JAMES BROUGHTON • 71 PARK DRIVE • SAN ANSELMO • CALIFORNIA 94960 • (415) 456-6388
Labor Day eve: 2 Sept 74
It is always so grand to hear from you, & to have your loving salutations. I wish I could spend a day with you, a whole day, every month of the year. Tomorrow I return to the grooves of academe, without much enthuse. I find it harder all the time to rehearse the whole history of the art again & again. I am a maker really, not a teacher. And here is the classroom
once more, when I have not succeeded in completing my film project, my Testament, in the swiftly passing summer. I can only hope to shape it in the odd hours of this month in time maybe to send to Ledoux. And it really is a testament, a finality, a farewell; I feel I have nothing more to say (that I can manage in cinema terms) in the medium of film. The frustrations have been overwhelming.
Then there was a month that John Schofill was here with me making me into a film: what he says he is calling Portrait of the Poet as James Broughton. This was challenging, exhilarating, painful, and gratifying. I think it will be a work remarkable when he puts it together; he was able to capture me as poet in a way that I could not do in my own film.
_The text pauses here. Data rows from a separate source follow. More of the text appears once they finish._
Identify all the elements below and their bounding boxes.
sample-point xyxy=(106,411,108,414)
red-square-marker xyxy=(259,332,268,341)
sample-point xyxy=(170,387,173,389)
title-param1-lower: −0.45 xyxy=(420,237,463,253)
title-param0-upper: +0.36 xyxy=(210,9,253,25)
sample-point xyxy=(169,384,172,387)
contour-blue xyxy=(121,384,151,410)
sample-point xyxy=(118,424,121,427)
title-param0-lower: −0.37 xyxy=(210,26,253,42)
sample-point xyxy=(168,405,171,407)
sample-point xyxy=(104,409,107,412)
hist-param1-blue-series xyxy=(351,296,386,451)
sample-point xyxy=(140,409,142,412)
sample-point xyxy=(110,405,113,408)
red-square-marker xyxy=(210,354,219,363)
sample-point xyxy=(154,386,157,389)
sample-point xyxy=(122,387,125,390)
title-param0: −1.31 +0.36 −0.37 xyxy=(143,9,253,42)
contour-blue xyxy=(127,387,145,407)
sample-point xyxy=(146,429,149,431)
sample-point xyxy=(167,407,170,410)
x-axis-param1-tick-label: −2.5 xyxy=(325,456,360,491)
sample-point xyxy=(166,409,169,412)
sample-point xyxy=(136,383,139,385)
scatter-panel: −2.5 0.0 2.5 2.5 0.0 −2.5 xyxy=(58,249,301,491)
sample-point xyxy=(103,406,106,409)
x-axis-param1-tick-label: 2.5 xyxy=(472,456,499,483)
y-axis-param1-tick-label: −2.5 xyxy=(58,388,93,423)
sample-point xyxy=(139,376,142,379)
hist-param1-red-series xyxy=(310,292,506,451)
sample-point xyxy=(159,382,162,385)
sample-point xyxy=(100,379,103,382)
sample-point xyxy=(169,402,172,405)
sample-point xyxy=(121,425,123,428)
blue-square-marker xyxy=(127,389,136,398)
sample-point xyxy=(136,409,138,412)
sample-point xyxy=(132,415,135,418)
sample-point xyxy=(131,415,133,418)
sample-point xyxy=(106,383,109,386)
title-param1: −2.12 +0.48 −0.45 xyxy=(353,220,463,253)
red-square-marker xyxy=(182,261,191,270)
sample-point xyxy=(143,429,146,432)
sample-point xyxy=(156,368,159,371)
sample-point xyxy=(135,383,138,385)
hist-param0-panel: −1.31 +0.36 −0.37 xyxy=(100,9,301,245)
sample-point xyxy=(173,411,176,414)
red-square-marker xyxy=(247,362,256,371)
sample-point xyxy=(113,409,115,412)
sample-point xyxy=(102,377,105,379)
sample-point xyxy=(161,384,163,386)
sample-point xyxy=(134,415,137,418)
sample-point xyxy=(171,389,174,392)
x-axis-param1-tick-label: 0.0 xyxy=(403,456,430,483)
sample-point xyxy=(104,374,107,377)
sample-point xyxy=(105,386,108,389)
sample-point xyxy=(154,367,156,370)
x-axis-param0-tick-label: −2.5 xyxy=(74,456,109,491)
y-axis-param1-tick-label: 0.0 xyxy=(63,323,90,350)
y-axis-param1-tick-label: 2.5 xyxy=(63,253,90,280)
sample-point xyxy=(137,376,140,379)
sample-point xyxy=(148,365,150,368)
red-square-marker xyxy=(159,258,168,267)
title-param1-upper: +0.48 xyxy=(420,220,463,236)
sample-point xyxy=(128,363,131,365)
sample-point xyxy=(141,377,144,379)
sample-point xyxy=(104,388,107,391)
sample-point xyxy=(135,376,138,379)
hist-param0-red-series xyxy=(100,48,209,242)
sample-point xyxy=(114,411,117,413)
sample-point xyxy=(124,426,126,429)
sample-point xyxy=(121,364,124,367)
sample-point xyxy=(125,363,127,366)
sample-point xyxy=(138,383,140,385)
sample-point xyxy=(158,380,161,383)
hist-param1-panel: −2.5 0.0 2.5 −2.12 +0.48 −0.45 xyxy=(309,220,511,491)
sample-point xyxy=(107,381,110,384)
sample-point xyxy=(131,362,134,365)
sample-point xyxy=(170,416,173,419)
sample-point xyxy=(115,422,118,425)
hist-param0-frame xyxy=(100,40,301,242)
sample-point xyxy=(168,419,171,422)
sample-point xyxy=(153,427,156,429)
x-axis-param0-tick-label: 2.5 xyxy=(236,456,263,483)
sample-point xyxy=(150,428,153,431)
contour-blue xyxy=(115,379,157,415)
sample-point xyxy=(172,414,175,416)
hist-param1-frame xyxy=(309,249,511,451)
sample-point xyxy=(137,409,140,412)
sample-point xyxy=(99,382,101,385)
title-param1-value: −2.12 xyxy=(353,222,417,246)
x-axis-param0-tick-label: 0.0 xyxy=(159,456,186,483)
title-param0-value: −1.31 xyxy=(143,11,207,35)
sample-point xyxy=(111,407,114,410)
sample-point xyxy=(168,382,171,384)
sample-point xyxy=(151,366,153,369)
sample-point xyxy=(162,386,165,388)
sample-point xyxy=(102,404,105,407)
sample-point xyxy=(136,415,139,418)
But it is, of course, his vision of me, his document; and like all his films it will be amazing' to look at. John is difficult, mathematical, relentless, abstract. But we have been through much together, and I am very touched by his submerged feeling.
Sally, I don't know what to do about the PFMA and Bob Haller's letter. I don't want to tour next spring. I don't want to teach. I want to write. That is what my soul yearns for; not filming, at this time. But I am in a bind. How can I take a semester off and still earn $1000 a month to keep my home & family?
For 6 months? Is there any grant you know of (NEA maybe?) for my writing my memoirs/confessions/history of my times and all of us being geniuses together?
Sally, you said you wanted to buy THIS IS IT when you had the funds. Did I tell you that a print for purchase is only $150?
A documentary of Sally Dixon is the best subject I can think of for a Pittsburgh project.